In December, the S&P Global manufacturing purchasing managers’ index (PMI) fell 15 points, dropping from 47.7 in November to 46.2, the biggest contraction in factory activity since May of 2020, PMI data for the month show.

The PMI is a widely used indicator that helps analysts and economists predict trends in official data series such as gross domestic product, industrial production, employment, and inflation.

The contraction in manufacturing activity was “driven by subdued demand and a faster fall in output,” the report said. Other notable declines were felt in new orders, which declined at their sharpest pace since the 2008-09 financial crisis. This resulted in “a substantial decline in output and subdued demand,” despite price improvements amid “better supplier delivery times, limited input demand, and lower energy prices.”

“If early pandemic lockdowns are excluded, recent months have seen the steepest falls in worldwide export orders and total inflows of new work received by manufacturers since the global financial crisis,” wrote Chris Williamson, the chief business economist at S&P Global Market Intelligence, in a report.
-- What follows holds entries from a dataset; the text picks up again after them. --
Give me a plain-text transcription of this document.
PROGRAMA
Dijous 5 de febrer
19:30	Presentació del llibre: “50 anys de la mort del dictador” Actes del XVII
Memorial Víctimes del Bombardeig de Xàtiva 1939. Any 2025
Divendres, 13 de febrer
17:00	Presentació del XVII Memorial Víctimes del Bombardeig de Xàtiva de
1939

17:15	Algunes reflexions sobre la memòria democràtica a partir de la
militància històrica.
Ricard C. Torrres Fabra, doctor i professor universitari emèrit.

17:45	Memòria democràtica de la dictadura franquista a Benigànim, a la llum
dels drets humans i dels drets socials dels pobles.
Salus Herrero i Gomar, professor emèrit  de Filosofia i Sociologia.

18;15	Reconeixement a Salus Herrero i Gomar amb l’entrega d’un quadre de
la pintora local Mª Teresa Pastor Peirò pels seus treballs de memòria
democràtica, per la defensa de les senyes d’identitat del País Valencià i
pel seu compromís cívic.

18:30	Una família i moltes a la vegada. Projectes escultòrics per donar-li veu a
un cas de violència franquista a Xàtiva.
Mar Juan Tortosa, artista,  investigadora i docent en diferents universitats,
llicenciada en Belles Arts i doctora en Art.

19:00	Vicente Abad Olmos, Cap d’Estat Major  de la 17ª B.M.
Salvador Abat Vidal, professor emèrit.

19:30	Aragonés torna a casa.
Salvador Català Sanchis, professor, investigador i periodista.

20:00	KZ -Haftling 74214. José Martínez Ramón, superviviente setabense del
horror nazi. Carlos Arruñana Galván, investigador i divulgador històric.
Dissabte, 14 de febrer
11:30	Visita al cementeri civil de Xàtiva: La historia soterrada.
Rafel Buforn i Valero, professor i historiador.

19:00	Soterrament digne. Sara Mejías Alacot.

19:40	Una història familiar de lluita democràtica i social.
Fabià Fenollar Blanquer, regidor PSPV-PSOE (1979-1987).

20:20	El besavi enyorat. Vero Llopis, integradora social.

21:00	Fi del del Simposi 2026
Data for last month’s TMOS was collected from December 13 to 21 and included responses from 90 Texas-based manufacturers and industry executives. Each industry leader was asked supplemental questions on wages, prices, and outlook concerns.

Firms were asked whether output, employment, orders, prices, and other indicators increased, decreased, or remained unchanged over the previous month, according to the Dallas Fed’s methodology.